Wednesday, March 30, 2011

Unemployment Benefits Benefit Everyone


By Emily Eisenhauer

Several bills before the Florida Legislature seek to make it harder for those who are out of work through no fault of their own to get unemployment compensation. Community service requirements, mandatory drug testing, and limiting the number of weeks all seem to be based on the idea that people who are getting benefits don’t deserve them or are not looking hard enough for a job. But in this economy, that doesn’t make sense, and these proposals will make it harder for the system to do its job.

Florida lost almost a million jobs in the recession that began in late 2007, and over 1.1. million people remain unemployed in the state. Last year, 2010, was better, in that the state added 43,500 jobs. But that just means for every job added, there were still 25 people looking for work. Right now almost half of the people out of work have been looking for a job for over 6 months, and over one-third have been looking for more than a year. In recent weeks the media have covered many stories of people who have been applying for any job they can find, and still coming up empty.

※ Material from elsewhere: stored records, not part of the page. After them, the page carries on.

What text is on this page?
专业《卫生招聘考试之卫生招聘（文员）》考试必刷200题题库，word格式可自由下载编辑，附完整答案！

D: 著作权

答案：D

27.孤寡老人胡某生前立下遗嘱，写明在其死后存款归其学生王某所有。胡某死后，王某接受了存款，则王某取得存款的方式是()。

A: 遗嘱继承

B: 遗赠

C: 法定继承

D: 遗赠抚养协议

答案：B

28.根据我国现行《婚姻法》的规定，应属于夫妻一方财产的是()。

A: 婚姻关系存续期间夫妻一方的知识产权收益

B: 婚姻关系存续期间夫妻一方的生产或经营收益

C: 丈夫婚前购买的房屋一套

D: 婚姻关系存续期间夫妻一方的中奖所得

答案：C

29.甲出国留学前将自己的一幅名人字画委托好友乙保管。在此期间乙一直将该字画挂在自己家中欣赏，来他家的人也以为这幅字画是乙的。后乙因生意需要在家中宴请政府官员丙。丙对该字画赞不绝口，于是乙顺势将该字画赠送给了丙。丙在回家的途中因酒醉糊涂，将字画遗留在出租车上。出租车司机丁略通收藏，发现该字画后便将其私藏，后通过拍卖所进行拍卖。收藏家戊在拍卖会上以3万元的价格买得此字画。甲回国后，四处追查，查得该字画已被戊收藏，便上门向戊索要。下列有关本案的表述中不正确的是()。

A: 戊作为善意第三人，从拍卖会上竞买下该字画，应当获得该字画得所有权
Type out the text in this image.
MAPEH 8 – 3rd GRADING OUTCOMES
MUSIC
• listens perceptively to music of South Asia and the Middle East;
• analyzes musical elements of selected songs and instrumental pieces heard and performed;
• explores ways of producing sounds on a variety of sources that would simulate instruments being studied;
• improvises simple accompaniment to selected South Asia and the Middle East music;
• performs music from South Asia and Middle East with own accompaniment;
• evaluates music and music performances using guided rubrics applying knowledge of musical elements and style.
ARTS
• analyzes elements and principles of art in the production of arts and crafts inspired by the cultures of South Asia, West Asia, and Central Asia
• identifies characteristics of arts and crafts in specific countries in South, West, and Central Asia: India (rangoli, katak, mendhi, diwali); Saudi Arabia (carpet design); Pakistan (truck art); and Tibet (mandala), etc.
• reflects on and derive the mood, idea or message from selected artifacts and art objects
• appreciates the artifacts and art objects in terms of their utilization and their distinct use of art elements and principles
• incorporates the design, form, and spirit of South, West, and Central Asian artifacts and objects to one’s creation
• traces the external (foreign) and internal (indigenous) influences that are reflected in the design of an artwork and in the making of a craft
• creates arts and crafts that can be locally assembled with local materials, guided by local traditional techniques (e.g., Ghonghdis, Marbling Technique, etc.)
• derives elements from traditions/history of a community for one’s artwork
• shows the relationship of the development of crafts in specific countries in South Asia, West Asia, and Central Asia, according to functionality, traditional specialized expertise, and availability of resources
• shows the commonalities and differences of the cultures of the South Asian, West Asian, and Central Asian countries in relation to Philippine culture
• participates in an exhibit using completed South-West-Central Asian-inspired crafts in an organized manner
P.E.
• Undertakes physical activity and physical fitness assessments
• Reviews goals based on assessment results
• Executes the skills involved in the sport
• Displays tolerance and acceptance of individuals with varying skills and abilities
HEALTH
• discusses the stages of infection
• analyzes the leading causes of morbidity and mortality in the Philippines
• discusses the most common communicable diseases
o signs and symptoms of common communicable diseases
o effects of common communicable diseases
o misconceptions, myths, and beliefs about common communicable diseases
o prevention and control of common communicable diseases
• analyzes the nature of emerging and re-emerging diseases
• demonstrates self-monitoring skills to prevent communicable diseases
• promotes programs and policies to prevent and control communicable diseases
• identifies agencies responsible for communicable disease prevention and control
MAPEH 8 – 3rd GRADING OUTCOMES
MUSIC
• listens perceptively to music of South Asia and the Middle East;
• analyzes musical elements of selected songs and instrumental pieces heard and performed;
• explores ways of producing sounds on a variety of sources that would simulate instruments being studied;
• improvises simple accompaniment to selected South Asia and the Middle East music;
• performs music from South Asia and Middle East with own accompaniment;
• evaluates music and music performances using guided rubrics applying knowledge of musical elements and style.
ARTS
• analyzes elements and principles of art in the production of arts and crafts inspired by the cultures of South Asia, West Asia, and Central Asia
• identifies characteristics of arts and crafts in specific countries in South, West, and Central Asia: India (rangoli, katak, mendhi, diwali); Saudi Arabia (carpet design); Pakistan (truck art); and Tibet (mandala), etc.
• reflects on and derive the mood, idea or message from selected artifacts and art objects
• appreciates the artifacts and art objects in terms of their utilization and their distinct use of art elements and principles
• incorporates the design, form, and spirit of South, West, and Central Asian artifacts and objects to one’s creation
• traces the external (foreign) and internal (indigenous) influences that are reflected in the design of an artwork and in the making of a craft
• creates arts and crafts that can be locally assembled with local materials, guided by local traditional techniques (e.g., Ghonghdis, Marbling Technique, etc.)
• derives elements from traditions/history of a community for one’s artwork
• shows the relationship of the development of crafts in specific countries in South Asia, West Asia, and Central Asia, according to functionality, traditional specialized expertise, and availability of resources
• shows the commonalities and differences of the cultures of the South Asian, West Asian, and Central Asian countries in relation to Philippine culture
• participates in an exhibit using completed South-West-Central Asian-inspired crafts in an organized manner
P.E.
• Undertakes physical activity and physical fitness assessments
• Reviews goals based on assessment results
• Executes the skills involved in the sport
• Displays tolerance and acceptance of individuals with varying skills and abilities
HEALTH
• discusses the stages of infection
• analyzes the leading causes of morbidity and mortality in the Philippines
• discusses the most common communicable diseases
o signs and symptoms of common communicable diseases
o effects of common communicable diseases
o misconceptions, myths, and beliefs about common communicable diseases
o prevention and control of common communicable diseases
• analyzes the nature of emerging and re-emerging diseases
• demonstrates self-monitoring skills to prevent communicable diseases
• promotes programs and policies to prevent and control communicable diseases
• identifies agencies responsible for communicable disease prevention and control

Florida already has one of the strictest unemployment compensation systems in the country. In any given week between 15 and 20% of people who submit claims are rejected by the state for not providing sufficient proof of work search or other eligibility reasons. Florida has the fourth lowest maximum weekly benefit in the country - $275 – with an average weekly payment of $230. That means that on average unemployment benefits replace about 38% of a worker’s previous salary. It’s hard to imagine that people surviving on 38% of their salary wouldn’t be out doing everything they can to get a new job.